Two separate malware campaigns, dubbed ‘Soco404’ and ‘Koske’, have been targeting cloud environment vulnerabilities and misconfigurations to deploy cryptocurrency miners. Soco404, observed by Wiz, attacks both Linux and Windows systems by deploying platform-specific malware and uses process masquerading to hide its malicious activity as legitimate system processes. Meanwhile, Koske, detailed by Aqua, is a Linux-focused threat suspected to be developed with help from a large language model. It propagates through misconfigured servers like JupyterLab by exploiting them to execute hidden payloads embedded in panda-themed JPEG images. The payloads include a C-based rootkit leveraging LD_PRELOAD to conceal malware files and a shell script that downloads cryptocurrency miners, both running entirely in memory to avoid disk detection.
The ScamEmpire project released an interesting report on the inner workings of scam call centers and a network of tech tools and services they rely to conduct fraud.
Ukrainian law enforcement agencies, in cooperation French police, and Europol took action against the XSS.is cybercrime forum, which had over 50,000 registered users, including notorious hacker groups like REvil, LockBit, Conti, and Qilin. The platform’s services were used to launch cyberattacks on banking systems, government institutions, and major corporations in the US and the EU. According to the police, authorities were able to discover the location of the forum’s administrator and partially disrupt the infrastructure used by the platform.
On the same note, the dark web extortion sites of the BlackSuit ransomware operation were reportedly seized as part of an international law enforcement operation.
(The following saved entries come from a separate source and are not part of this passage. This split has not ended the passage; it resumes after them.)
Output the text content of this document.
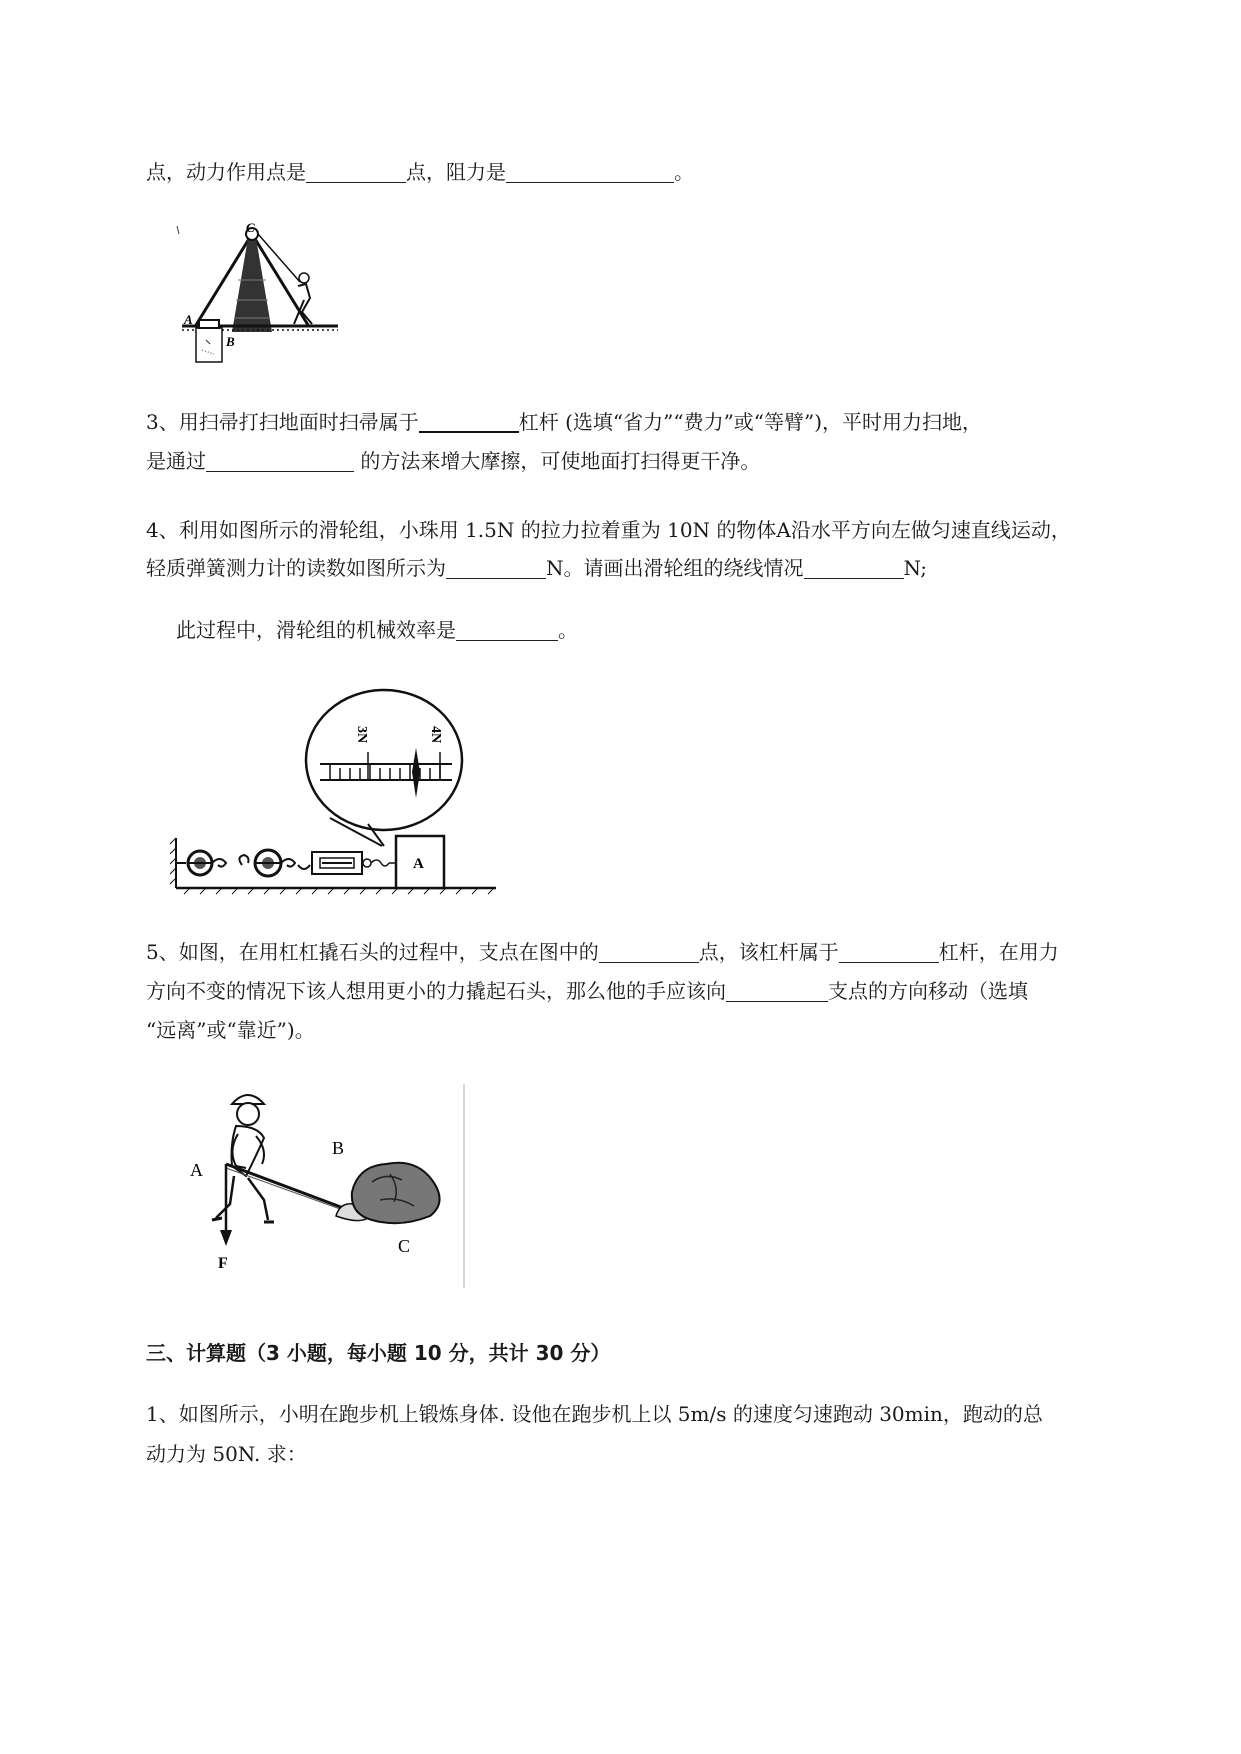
点，动力作用点是	点，阻力是	。
C
A
B
3、用扫帚打扫地面时扫帚属于	杠杆 (选填“省力”“费力”或“等臂”)，平时用力扫地，
是通过	的方法来增大摩擦，可使地面打扫得更干净。
4、利用如图所示的滑轮组，小珠用 1.5N 的拉力拉着重为 10N 的物体A沿水平方向左做匀速直线运动，
轻质弹簧测力计的读数如图所示为	N。请画出滑轮组的绕线情况	N;
此过程中，滑轮组的机械效率是	。
3N	4N
A
5、如图，在用杠杠撬石头的过程中，支点在图中的	点，该杠杆属于	杠杆，在用力
方向不变的情况下该人想用更小的力撬起石头，那么他的手应该向	支点的方向移动（选填
“远离”或“靠近”)。
A
B
C
F
三、计算题（3 小题，每小题 10 分，共计 30 分）
1、如图所示，小明在跑步机上锻炼身体. 设他在跑步机上以 5m/s 的速度匀速跑动 30min，跑动的总
动力为 50N. 求：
The BlackSuit gang, believed to have been active since April or May 2023, operated as a private ransomware group. Unlike ransomware-as-a-service (RaaS) models, BlackSuit did not lease its tools to other cybercriminals. BlackSuit is believed to be a rebranded version of the Royal ransomware group previously linked to the Conti ransomware network, one of the most notorious and closely watched cybercriminal organizations associated with Russian threat actors.
Japan’s National Police Agency (NPA) has released a free decryption tool for victims of the Phobos and 8Base ransomware groups.
The FBI has released a public warning about IRL Com, a subgroup of the larger online threat group known as The Com (short for The Community). The Com is an international, English-speaking network made up mostly of minors who engage in various cybercrimes. IRL Com members often collaborate around shared goals and offer “swatting-for-hire” services via social media and messaging apps. They use technology to hide their identities and are typically paid in cryptocurrency. Internal conflicts within the group frequently lead to swatting and doxing among members.